Announcement on signing technology development (cooperation) contract and related party transactions

The company and all members of the board of directors guarantee that the information disclosed is true, accurate and complete without false records, misleading statements or major omissions.

1、 Overview of related party transactions

On December 8, 2021, Fujian Cosunter Pharmaceutical Co.Ltd(300436) (hereinafter referred to as “the company” and ” Fujian Cosunter Pharmaceutical Co.Ltd(300436) “) and Fujian ruitailai Pharmaceutical Technology Co., Ltd. (hereinafter referred to as “ruitailai”) signed the strategic cooperation framework agreement (hereinafter referred to as “the strategic cooperation agreement”), and the two sides reached a strategic partnership to focus on the cooperative development and industrialization of high-end and difficult to imitate drugs.

The company’s controlling subsidiary, Fujian Guangsheng Zhong Lin Biological Technology Co., Ltd. (referred to as “Guang Sheng Zhong Lin”) has developed a new small molecule oral innovative drug GST-HG171, named New Coronavirus, has identified the preclinical candidate compound PCC, the in vivo and in vitro model efficacy and COVID-19 virus activity test results show that it is effective for all known major virus strains (original strain, beta mutation, Delta, and other parts of the company). It is expected to become an anti covid-19 virus drug with independent control, excellent effect and high price. Considering that gst-hg171 combined with ritonavir can obtain higher drug exposure under the same dosage, and ruitailai has approved and completed the prescription process exploration and pilot study of ritonavir tablets, Guangsheng Zhonglin plans to sign a technology development (cooperation) contract with ruitailai in order to accelerate the research and application progress of gst-hg171, further implement the strategic cooperation agreement and promote bilateral cooperation, so as to give full play to the advantages of both sides, We will work closely to complete the clinical registration, clinical research and production registration declaration of Ritonavir Tablets combined with GST-HG171, so as to help the company develop anti New Coronavirus small molecule oral innovative drugs, and strive to be listed as early as possible to contribute to the fight against COVID-19.

Fujian Aohua Group Co., Ltd. (hereinafter referred to as “Aohua group”), the controlling shareholder of the company, holds 141844% of the equity of ruitailai, and Aohua Group appoints Ms. Lian Yifang, an executive, as the director of ruitailai and Ms. Zuo Jingying as the supervisor of ruitailai. Ruitailai is an affiliated legal person of the company according to the Listing Rules of Shenzhen Stock Exchange. The contract signed between Guangsheng Zhonglin and ruitailai constitutes a connected transaction.
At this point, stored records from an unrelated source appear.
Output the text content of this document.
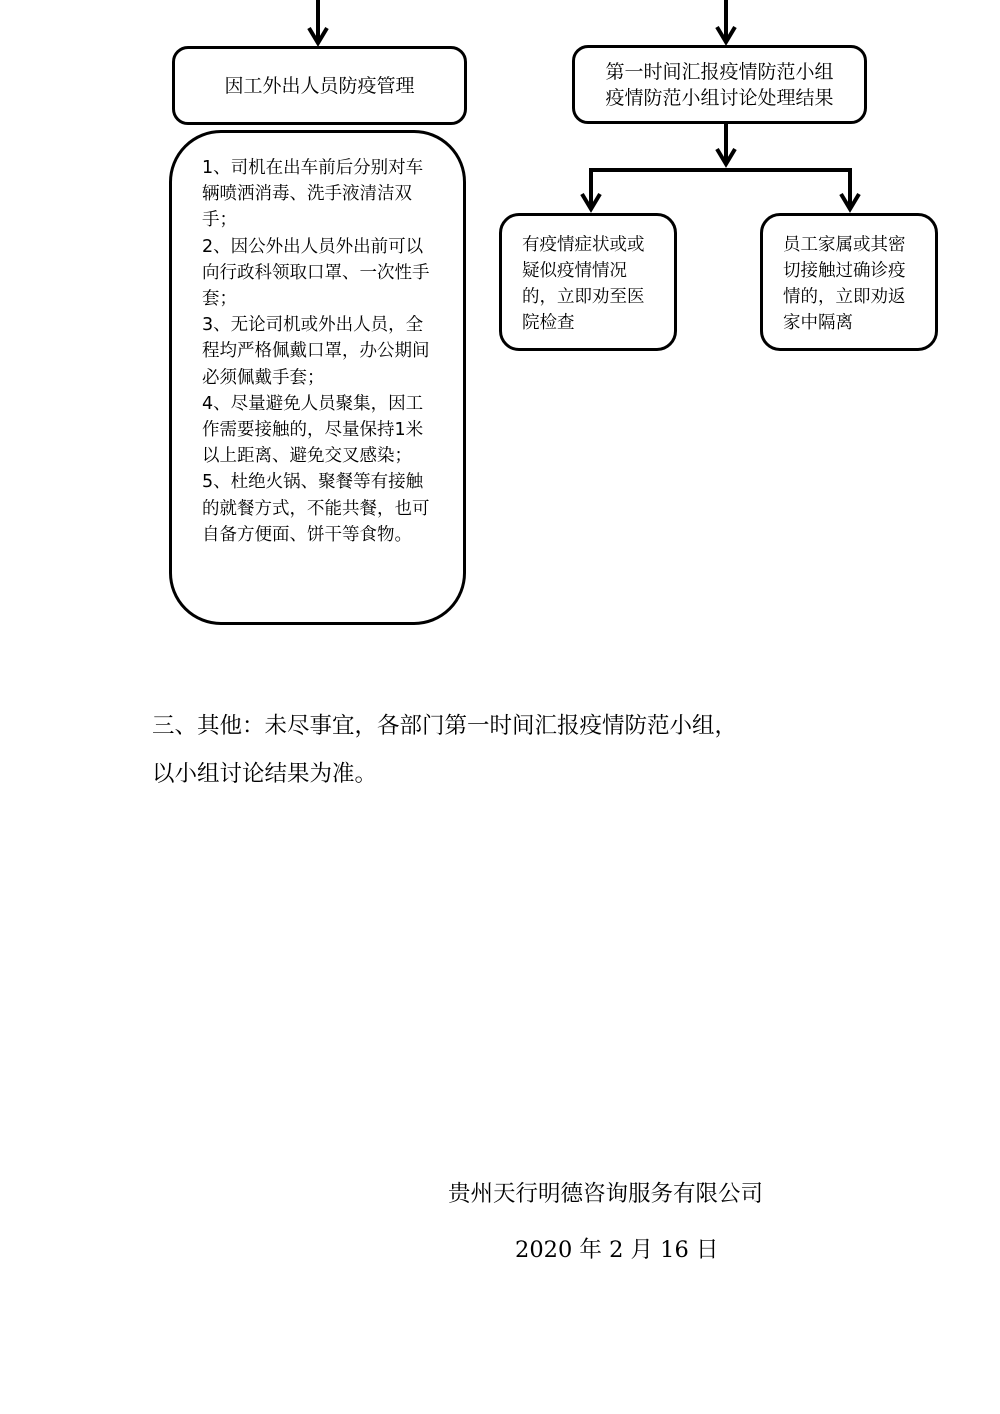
因工外出人员防疫管理
第一时间汇报疫情防范小组
疫情防范小组讨论处理结果

1、司机在出车前后分别对车辆喷洒消毒、洗手液清洁双手；

2、因公外出人员外出前可以向行政科领取口罩、一次性手套；

3、无论司机或外出人员，全程均严格佩戴口罩，办公期间必须佩戴手套；

4、尽量避免人员聚集，因工作需要接触的，尽量保持1米以上距离、避免交叉感染；

5、杜绝火锅、聚餐等有接触的就餐方式，不能共餐，也可自备方便面、饼干等食物。

有疫情症状或或疑似疫情情况的，立即劝至医院检查
员工家属或其密切接触过确诊疫情的，立即劝返家中隔离

三、其他：未尽事宜，各部门第一时间汇报疫情防范小组，

以小组讨论结果为准。

贵州天行明德咨询服务有限公司
2020 年 2 月 16 日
This connected transaction has been deliberated and approved at the 13th meeting of the Fourth Board of directors of the company, and the connected directors Mr. Li Guoping, Mr. Li Guodong and Ms. Ye Liqing avoided voting. The independent directors of the company have issued prior approval opinions on the above matters and agreed independent opinions. This connected transaction does not need to be submitted to the general meeting of shareholders for deliberation. This related party transaction does not constitute a major asset reorganization stipulated in the administrative measures for major asset reorganization of listed companies, and does not need to be approved by relevant departments.

2、 Introduction to both parties

1. Related party ruitailai

Company name: Fujian ruitailai Pharmaceutical Technology Co., Ltd

Legal representative: Wang Gang

Unified social credit Code: 91350100ma331j8h2x

Address: room 01, 13 / F, building 16, wulongjiang Avenue 7 Innovation Park Phase II, Shangjie Town, Minhou County, Fuzhou City, Fujian Province

Registered capital: 141 million yuan

Business scope: general items: medical research and experimental development; Engineering and technical research and test development; Category I medical device production (except for the items that must be approved according to law, carry out business activities independently according to law with the business license): the import and export of goods under the administration of state-owned trade; Technology import and export; Import and export agency; Import and export of goods; Import and export of drugs; Drug production; Commissioned drug production; Wholesale of drugs; Drug retail; Drug Internet information service; Medical services; Production of class II medical devices.

Major shareholders:

No. shareholder name shareholding ratio

1 Shenzhen Wuming Futian health industry investment partnership (limited partnership) 567376%

2 Fuzhou high tech Zone guided equity investment partnership (limited partnership) 141844%

3 Fujian Aohua Group Co., Ltd. 141844%

4 Fuzhou Ruitai phase I investment partnership (limited partnership) 148936%

Total 100%

Aohua group, the controlling shareholder of the company, holds 141844% of the equity of ruitailai, and Aohua Group appoints Ms. Lian Yifang, an executive, as the director of ruitailai and Ms. Zuo Jingying as the supervisor of ruitailai. Ruitailai is an affiliated legal person of the company according to the Listing Rules of gem shares of Shenzhen stock exchange. In addition, Shenzhen Wuming Futian health industry investment partnership (limited partnership) holds 567376% equity of ruitailai, and Fujian Cosunter Pharmaceutical Co.Ltd(300436) as a limited partner, Fujian guangmingfang pharmaceutical investment research and Development Center (limited partnership), an associate holding 50% partnership share, holds 8% partnership share of Shenzhen Wuming Futian health industry investment partnership (limited partnership).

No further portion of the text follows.